He de confesar que, sin pretenderlo, se había convertido en mi secreto mejor guardado. Si uno se pierde en los álbumes familiares, encontrará la foto de un niño con el pelo champiñón y un balón bajo el brazo ataviado con una elástica rojiblanca. En primer plano, Bandai, en una serigrafía para el recuerdo. Temporada 96/97, si no me falla la memoria.
Fue un regalo de mi tío. Cuando hizo acto de presencia, tiempo después de enviarla por correo, me pidió enfundarme la camiseta y sacó aquella foto. Después marchó, ufano por haber encontrado el regalo perfecto, sin saber –hasta hoy, si lee estas líneas– que había llegado demasiado tarde.
La camiseta volvió al cajón y nunca más lo abandonó. Mi tío lo desconocía y tampoco lo hubiera entendido, pero algo había ocurrido entre la confesión de mis colores y su regalo. Raúl González, en concreto. Aquel canterano huérfano cuyo segundo apellido profetizaba su destino. Raúl, que sin ser el mejor en nada, era el mejor de todos. Miento: era el mejor en esforzarse. Quizá por eso se había granjeado el favor de Dios y éste le había premiado con el más alto de los dones: el intangible. El duende que trasciende las palabras y se ve, pero no se explica. Y sin explicación, Raúl arrastró a aquel niño al otro lado del Manzanares.
Quienes conocían mi horrible secreto me tildaban de chaquetero. Sin argumentos para responder a las acusaciones, rechazaba la culpa con la convicción del que se sabe en la verdad. No podía explicar, pero entendía. No había cambiado de bando por el ansia de alzar copas al cielo. Sólo pude explicarlo años más tarde y, echando la vista atrás, me fascina aquel misterio patente: el corazón había decidido lo que mi mente no lograba digerir.
Tiempo después, con algo de madurez en el cuerpo, las piezas del rompecabezas comenzaron a encajar. Resultaba que los soldados blancos salían al verde, hacían lo que tenían que hacer, y seguían con su vida. Ganar, ganar, ganar y volver a ganar. El lema quedaba despojado de toda poesía. Parecía, a veces, que incluso ganaban sin desearlo. Refractarios a todo mal, les llovían palos y tragaban con carros y carretas como el gran mamífero que soporta a los animalitos parásitos de turno: con la superioridad del que se sabe imprescindible para el otro.
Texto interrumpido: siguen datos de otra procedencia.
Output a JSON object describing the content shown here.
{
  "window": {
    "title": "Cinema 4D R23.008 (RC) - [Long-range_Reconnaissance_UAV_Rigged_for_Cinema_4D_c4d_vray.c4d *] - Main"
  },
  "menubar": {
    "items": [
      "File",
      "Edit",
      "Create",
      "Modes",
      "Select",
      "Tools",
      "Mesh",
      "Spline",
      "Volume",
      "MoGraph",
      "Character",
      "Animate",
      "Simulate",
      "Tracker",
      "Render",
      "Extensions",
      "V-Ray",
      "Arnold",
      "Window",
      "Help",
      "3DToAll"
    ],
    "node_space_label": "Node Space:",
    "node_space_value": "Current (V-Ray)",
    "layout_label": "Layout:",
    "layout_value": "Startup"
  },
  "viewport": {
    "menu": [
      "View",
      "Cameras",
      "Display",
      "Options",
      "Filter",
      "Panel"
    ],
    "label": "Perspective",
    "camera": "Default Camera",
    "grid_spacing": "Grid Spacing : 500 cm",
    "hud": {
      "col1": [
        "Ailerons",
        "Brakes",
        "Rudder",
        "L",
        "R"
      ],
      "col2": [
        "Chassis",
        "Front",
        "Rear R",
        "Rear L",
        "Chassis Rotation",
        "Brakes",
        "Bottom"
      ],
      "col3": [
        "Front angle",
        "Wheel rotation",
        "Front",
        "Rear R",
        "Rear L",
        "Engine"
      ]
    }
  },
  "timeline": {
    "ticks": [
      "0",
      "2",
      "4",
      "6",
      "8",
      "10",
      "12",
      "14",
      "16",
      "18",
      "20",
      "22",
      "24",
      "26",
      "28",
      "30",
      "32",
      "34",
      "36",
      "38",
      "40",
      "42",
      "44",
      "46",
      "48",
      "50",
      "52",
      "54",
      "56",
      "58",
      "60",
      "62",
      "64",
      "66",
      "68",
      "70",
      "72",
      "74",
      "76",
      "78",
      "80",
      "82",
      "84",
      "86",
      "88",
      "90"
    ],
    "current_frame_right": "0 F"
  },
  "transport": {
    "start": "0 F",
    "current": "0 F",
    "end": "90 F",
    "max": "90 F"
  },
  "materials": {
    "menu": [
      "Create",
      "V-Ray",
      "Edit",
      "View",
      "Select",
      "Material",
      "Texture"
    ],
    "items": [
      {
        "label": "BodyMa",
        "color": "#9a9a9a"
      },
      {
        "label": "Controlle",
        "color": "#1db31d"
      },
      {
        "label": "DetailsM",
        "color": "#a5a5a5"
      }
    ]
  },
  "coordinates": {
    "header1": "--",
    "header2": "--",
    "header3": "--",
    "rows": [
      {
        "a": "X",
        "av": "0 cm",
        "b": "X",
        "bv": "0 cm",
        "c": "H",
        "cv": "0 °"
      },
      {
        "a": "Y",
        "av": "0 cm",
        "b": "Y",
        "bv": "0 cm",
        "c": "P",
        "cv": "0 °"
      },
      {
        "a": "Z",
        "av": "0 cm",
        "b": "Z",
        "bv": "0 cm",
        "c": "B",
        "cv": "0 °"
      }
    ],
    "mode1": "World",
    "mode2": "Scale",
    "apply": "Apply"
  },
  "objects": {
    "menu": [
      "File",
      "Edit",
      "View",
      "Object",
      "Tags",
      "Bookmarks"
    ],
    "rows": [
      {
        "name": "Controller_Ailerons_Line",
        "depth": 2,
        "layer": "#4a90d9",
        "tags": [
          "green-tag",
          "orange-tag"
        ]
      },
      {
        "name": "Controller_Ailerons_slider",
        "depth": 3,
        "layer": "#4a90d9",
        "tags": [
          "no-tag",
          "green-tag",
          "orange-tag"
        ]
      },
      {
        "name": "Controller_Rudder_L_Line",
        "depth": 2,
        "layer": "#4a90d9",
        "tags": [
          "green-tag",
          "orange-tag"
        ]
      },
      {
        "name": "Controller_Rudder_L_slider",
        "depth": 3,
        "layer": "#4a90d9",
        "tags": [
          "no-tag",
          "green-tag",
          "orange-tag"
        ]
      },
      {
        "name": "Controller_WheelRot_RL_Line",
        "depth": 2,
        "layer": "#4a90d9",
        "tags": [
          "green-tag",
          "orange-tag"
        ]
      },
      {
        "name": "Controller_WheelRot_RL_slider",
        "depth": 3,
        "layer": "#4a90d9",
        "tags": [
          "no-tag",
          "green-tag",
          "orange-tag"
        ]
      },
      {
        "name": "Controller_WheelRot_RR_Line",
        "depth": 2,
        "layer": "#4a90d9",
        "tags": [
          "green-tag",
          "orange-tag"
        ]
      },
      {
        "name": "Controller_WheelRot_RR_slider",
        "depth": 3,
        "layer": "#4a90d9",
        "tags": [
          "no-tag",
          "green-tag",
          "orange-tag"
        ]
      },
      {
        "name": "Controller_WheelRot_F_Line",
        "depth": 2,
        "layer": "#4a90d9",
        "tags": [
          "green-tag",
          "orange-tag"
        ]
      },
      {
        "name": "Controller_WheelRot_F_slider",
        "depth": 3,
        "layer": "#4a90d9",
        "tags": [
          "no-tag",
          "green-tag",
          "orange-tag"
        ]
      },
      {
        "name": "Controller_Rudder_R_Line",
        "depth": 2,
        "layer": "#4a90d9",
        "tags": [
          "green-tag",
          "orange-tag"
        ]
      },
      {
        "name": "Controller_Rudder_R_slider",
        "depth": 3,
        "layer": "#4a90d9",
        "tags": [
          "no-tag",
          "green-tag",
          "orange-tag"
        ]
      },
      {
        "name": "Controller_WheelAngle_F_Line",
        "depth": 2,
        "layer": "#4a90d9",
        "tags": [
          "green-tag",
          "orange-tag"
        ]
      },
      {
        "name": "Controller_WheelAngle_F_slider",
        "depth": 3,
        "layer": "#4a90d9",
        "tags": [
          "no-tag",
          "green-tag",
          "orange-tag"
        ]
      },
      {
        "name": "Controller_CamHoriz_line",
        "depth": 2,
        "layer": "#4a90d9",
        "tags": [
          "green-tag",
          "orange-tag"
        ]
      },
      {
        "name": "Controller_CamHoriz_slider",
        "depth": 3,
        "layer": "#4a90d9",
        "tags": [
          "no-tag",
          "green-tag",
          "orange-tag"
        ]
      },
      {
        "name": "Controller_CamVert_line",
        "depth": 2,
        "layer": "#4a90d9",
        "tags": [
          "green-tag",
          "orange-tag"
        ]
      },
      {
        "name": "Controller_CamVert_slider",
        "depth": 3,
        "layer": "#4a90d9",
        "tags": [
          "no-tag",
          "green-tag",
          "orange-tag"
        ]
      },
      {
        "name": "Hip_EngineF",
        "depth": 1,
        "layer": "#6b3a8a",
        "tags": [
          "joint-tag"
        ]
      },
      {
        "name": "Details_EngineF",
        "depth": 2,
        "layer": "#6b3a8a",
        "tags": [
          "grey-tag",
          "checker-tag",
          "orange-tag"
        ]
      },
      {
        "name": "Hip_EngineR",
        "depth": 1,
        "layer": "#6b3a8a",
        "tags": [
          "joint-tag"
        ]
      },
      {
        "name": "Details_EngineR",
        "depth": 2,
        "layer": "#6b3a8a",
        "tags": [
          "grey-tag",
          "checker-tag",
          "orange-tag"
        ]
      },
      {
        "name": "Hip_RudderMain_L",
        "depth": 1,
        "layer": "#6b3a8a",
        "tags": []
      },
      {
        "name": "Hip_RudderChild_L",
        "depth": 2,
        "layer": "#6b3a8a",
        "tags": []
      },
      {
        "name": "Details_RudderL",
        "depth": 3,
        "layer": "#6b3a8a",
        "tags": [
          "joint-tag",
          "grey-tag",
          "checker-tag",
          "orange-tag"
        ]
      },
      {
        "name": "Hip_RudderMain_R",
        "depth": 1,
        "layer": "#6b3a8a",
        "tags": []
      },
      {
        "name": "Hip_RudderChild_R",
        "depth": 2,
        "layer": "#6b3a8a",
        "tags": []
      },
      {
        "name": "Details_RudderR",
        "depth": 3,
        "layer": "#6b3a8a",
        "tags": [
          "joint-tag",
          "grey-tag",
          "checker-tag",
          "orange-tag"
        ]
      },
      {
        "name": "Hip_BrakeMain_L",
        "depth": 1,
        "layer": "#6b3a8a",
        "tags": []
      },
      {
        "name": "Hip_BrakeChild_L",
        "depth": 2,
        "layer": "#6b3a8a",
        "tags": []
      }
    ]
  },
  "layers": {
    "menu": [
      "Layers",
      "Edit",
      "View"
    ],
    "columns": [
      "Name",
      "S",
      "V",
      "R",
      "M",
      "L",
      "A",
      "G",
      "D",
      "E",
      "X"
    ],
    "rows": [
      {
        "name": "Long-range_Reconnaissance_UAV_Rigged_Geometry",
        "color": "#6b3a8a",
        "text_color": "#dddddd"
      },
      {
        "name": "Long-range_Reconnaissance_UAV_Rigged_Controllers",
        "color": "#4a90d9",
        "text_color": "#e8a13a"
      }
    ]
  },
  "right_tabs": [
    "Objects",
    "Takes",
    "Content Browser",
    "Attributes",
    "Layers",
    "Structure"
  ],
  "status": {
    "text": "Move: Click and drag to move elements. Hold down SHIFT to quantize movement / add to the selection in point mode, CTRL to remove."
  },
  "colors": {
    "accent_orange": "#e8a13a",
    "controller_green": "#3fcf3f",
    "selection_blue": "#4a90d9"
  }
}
Quizás ganar no sea el objetivo, sino la consecuencia. Un equipo que si no ganara nada durante veinte años seguiría siendo de los más grandes, unos jugadores con más títulos que cromos en los álbumes Panini... Sólo se esfuerza después de haber conseguido todo quien compite contra sí mismo. El esfuerzo desprovisto de la convicción interna que lo hace humanamente posible es la tarea que más honor encierra. Por eso parece que Dios acompaña siempre a este equipo, como hacía con Raúl, como hacía el señor de la viña que premiaba a los trabajadores que explotaban sus talentos.
Hoy, cuando alguien habla de equipos del pueblo, soy escéptico. En esta época, poco amiga de lo colectivo, son palabras huecas. Es mejor asociarse por valores que por identidades, y en el Madrid muchos vemos reflejado el mecanismo vital para gobernar el problema de la rutina, una forma de entender la existencia: el esfuerzo silencioso, la ausencia de florituras en lo que uno hace –la sobriedad por bandera–, la inmunidad a la crítica y la mera recompensa de hacer lo que uno debe. Cuando uno está en la verdad, lo de fuera –bueno o malo– es mera anécdota. Por eso, a quien entiende la vida de esta manera, se le recibe con los brazos abiertos. No importa la ausencia de españoles titulares hace unas semanas, o el contraste del blanco con la piel de quien salta al campo. No es quién, sino cómo.
Han pasado todos los años desde entonces y nada se sabe de aquella camiseta rojiblanca. Hoy, mi fondo de armario está presidido por el diez del mago Modrić, que tanto me recuerda a aquellos maravillosos noventa con otros dos balcánicos acompañando al canterano en el frente de ataque blanco. Mijatović señalando al banquillo en una carrera frenética hacia la victoria final y al mismo tiempo a ningún lugar, sino tan sólo a ese esfuerzo que nunca acaba.